İkinci bölümü de izledim/dinledim. İlkinden kesinlikle daha iyiydi. Mark’ı seslendiren kişiyi “Bu kimdi?” diye diye dinledim. Aaron Taylor-Johnson’mış. Riley Keough, Ben Schwartz da bonus.
S01E02
The Guilty ve Locke gibi film boyunca telefonla karşı tarafı dinlediğimiz işleri seviyorum, bu biraz daha değişik bir şey, görüntü yok, efektler var sadece. İlk bölümü sevmedim ama ikinci bölüm biraz daha iyiydi.
Çoğu ünlünün sesini tanıyamazken Pedro Pascal tak diye belli oluyor, ismini de değiştirmemişler zaten. Bu bölümü çok sevdim, özellikle bölüm ortasındaki gelişmeler keyiflendirdi.
S01E09 Final
Beklediğimden güzel gitti, görselliği sabit tutmamış olmaları iyi olmuş. İlk başta konular birbirine çok benzemiyor mu diyordum ama niye öyle olduğu ilerledikçe belli oldu.
3,7,8 ve 9.bölümleri sevdim. Diğer bölümler ya çok basit geldi ya da yazdıkları diyaloglar çok kötüydü.
Ben biraz daha korku üzerine bir proje olacak sanıyordum. Aslında öyle bir şey yapsalar ürkütücü bir iş çıkardı.
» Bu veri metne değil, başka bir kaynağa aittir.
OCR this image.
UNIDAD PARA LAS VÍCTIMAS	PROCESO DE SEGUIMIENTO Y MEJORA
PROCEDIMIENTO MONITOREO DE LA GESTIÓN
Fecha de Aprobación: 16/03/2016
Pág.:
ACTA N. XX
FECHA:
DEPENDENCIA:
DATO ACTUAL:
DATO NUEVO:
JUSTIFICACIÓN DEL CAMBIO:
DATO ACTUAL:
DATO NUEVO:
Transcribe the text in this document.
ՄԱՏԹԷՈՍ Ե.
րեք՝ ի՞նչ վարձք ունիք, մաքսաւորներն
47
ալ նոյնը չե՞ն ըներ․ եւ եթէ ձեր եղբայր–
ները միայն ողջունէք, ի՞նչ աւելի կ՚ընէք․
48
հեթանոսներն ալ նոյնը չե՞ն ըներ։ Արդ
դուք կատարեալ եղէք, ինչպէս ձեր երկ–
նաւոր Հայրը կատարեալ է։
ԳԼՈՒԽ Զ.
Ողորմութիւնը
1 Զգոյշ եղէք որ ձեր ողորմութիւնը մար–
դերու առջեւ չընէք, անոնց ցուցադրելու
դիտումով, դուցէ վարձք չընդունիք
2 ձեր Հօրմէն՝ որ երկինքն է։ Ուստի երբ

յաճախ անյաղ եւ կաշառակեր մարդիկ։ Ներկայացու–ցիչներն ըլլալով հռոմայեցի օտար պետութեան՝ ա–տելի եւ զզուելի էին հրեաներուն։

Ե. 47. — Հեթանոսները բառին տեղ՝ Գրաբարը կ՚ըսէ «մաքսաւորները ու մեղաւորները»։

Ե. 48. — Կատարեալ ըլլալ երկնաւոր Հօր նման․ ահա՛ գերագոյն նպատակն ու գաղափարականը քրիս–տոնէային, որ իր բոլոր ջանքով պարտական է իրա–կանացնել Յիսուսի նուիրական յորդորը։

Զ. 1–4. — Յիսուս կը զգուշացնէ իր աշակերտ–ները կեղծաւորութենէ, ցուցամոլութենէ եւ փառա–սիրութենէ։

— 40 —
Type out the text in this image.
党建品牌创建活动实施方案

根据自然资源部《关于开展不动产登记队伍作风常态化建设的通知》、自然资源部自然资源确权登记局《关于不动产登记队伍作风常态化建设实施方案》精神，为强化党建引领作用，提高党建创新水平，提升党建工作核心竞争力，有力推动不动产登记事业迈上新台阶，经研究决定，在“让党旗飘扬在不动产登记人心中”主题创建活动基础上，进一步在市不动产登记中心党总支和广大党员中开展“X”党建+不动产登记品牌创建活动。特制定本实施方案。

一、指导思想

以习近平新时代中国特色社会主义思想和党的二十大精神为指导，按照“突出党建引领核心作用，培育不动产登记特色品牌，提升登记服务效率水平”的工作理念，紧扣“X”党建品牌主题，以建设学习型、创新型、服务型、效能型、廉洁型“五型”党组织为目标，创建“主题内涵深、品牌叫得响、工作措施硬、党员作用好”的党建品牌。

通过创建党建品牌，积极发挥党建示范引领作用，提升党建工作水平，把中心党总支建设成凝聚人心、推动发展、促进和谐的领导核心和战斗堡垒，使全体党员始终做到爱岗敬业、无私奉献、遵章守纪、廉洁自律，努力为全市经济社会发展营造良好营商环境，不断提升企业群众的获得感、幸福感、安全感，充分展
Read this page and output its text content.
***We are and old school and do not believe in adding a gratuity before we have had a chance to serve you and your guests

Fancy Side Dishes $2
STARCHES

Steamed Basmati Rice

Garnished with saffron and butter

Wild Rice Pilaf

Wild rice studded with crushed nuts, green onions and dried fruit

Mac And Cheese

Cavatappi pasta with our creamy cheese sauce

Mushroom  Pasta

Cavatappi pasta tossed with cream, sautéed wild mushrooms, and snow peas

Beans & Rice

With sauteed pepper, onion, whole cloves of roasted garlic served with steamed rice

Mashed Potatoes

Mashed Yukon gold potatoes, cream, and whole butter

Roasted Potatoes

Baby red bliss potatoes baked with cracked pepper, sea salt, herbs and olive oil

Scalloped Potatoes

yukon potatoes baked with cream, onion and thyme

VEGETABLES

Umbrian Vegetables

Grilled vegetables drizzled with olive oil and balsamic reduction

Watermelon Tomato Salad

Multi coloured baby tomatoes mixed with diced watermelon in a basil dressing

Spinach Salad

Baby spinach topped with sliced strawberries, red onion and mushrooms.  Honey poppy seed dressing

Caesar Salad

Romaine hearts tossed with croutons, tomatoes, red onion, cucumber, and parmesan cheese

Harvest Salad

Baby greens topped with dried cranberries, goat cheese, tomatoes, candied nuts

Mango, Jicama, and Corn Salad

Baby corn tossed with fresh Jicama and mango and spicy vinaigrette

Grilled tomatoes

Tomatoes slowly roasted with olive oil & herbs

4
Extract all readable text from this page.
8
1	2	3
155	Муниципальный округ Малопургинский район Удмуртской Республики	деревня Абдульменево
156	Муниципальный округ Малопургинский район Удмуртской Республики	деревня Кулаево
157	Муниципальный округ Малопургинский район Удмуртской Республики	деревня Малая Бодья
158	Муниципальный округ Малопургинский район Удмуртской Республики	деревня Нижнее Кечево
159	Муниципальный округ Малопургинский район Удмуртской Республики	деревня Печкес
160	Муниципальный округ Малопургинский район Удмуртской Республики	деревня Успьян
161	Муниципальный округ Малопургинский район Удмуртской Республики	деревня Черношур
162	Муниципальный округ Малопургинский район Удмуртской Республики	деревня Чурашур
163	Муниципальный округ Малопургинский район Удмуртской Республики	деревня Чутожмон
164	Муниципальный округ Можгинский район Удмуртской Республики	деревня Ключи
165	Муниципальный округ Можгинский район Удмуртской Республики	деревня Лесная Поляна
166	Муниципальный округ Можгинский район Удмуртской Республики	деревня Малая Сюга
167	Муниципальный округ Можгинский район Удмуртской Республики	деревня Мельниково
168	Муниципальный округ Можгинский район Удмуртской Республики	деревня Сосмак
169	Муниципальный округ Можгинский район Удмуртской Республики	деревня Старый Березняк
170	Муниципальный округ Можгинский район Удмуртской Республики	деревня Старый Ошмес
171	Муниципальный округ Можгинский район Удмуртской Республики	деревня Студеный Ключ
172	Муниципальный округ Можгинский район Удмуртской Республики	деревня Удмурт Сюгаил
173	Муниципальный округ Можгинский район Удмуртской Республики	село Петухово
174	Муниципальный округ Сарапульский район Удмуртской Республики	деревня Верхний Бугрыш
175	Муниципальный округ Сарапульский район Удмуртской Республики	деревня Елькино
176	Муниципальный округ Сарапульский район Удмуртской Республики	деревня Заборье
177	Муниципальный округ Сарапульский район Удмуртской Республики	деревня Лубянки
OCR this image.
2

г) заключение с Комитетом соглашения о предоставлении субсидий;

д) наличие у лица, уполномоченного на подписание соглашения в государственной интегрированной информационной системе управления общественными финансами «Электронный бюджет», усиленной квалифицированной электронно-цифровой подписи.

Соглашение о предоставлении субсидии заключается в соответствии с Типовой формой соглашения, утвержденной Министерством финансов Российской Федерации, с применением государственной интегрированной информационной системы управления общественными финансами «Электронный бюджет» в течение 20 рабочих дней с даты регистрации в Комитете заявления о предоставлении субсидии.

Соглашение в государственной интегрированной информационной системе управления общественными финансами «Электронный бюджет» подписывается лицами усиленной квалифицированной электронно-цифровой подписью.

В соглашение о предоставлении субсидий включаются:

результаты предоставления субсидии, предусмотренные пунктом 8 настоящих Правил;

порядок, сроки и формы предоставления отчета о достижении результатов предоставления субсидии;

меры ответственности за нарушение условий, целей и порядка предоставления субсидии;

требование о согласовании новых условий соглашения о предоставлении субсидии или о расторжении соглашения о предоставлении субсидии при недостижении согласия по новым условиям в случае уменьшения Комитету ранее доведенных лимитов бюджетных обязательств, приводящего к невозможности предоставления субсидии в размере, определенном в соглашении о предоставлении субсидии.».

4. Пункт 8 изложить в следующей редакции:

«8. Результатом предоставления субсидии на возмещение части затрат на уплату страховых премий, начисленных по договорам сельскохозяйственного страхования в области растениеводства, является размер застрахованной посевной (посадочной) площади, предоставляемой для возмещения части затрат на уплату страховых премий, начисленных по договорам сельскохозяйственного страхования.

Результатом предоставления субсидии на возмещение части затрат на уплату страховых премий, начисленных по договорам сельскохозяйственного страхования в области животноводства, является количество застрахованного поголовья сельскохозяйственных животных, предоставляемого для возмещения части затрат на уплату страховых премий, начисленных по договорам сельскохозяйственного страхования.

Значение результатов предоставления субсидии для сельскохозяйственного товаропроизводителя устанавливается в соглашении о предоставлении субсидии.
Günde birer bölüme 3-4-5’i de izledim.
Üçüncüyü beğendim, özellikle de sonuyla işe yaradı. 4 de fena değil gibiydi, 5 onların altında kaldı. Senaryoya pek de özenmedikleri görüşüm şimdilik değişmedi. Görsellik ve seslendirme daha fazla öne çıkıyor.
Kusursuz değil ama keyifli bir şeydi.
Ama bu da fena değildi. İlmek ilmek işleyip güzel bağladı hikayesini.
Aklımdayken yazayım, eğer son bölüm bir şekilde geçmezse bu sezonun en iyi bölümü 8. bölüm bence. Yapıyorsanız bu şekilde yapın. Müzikler falan da iyiydi.
Günde bir bölümle devam ediyorum, aksilik çıkmazsa yarın bir ara bitecek.
Ben: Çöksün?
Her şeyi evrenin iyiliğine ve bir ölçüde kadere bağlamalarına gerek yoktu ama bölümlerin bir şekilde bir araya toplanmasından hoşlanmadım.